# Global mapping of CO2

## Global mapping of CO_{2}

This Web-Project describes spatial and spatio-temporal statistical methodology for mapping CO_{2} globally, based on very-large-to-massive remotely sensed datasets.

The global carbon cycle describes where carbon is stored and the movement of carbon between these reservoirs. Atmospheric carbon in the form of carbon dioxide (CO_{2}) has risen steadily since the industrial revolution (when it was about 280 ppm) to a level of about 400 ppm in 2016; it was about 315 ppm in 1960. The rate of increase would certainly have been greater had it not been for the uptake of CO_{2} by the oceans and vegetation/soil (i.e., sinks). Sources of CO_{2} include anthropogenic emissions (e.g., burning coal, oil, or natural gas) and fires. Of the approximately 8 Gt per year that enters the atmosphere, about half is anthropogenic. About 4 Gt stays in the atmosphere, and the other 4 Gt is absorbed roughly equally by the oceans and terrestrial processes. This yearly increase of 4 Gt of atmospheric CO_{2} is almost certainly unsustainable in the long term.

Along with water vapor, methane, and other gases, CO_{2} traps the sun's energy and warms the earth's surface and lower atmosphere. This global warming will likely lead to very complex changes in our climate. The consequences could be enormous, displacing hundreds of millions of people due to melting ice caps and sea-level rise, highly variable weather events, and a scarcity of potable water due to droughts and melting glaciers.

Mitigation for and adaptation to climate change requires a deep understanding of the drivers of climate. However, atmospheric CO_{2}'s spatio-temporal cycle is largely unknown at scales where mitigation might be possible. Further, climate models require such knowledge for accurate projections into the future.

## Statistical remote sensing

Remote sensing is an area of environmental science that is more than building an instrument and putting it in orbit. Hardware is useless without software, and an instrument on a satellite platform is scrap metal without algorithms to process the raw radiances and mapping technologies to give a noise-filtered complete map of the phenomenon being studied. Often, such a map becomes “data,” and these derived data have derived uncertainties associated with them (e.g., spatio-temporal variances and covariances). When remote sensing is put into a rigorous statistical framework, the information content in the raw data increases dramatically. Scientific inferences can be made, and information becomes knowledge. The study of global atmospheric CO2, informed by both data and scientific knowledge, is an important scientific endeavor in which spatial and spatio-temporal statistics can play an important role.

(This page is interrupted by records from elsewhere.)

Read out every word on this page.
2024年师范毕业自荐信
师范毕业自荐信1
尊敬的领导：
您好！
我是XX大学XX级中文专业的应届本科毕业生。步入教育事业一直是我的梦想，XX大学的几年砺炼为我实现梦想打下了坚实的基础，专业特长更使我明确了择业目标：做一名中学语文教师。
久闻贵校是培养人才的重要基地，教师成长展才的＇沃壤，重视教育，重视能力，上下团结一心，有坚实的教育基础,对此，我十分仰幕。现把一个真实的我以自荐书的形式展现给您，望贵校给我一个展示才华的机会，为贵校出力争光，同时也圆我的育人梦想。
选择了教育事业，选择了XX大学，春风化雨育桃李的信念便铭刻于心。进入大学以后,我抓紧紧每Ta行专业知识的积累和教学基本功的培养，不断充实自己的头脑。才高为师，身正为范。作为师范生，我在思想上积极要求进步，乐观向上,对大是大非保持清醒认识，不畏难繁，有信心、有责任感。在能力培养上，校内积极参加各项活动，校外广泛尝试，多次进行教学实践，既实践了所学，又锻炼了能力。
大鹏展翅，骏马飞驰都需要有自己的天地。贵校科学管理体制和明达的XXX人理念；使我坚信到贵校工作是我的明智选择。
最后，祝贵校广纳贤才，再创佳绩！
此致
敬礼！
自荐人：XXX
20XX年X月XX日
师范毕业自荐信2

## Spatial analysis of CO_{2}

We begin by describing the spatial-only analysis of large, global datasets of CO_{2}. The goal of most spatial analyses is to predict the distribution of a process of interest based on a number of observations containing measurement error. Traditional spatial statistics requires inversion of the covariance matrix of the data, which requires on the order of *n ^{3}* computations when there are

*n*observations in the dataset. This is computationally feasible for

*n*up to a few thousand, but it is not feasible when

*n*is in the tens of thousands and above. In such large-data situations, dimension reduction offers a way forward. We do this here by making use of the Spatial Random Effects (SRE) model (Cressie and Johannesson, 2006, 2008), in which the process of interest is modeled as a linear combination of spatial basis functions plus a fine-scale-variation term. Spatial inference using this geostatistical model, termed Fixed Rank Kriging (FRK) by Cressie and Johannesson (2006, 2008), is then feasible even for very large

*n*(up to a million or more), as long as the number of spatial basis functions (i.e., the number of random effects) is much smaller than the number of observations. From a noisy and incomplete dataset of CO

_{2}, complete global maps of predictions and accompanying standard errors can be obtained:

Figure 1: Synthetic (model-based) global CO_{2} “measurements” (top) and corresponding FRK predictions and FRK standard errors (using “plug-in” EM estimates). For more details, see the Tutorial on Fixed Rank Kriging (FRK) of CO_{2} Data

Parameter estimation or inference can be carried out from an empirical-Bayesian or a fully Bayesian perspective. Cressie and Johannesson (2008) and Kang, Cressie, and Shi (2010) describe binned-method-of-moments parameter estimation, and Katzfuss and Cressie (2009) and Sengupta and Cressie (2013) describe maximum-likelihood estimation via an EM algorithm. These two estimation methods are also described and compared in the Tutorial on Fixed Rank Kriging (FRK) of CO_{2} Data.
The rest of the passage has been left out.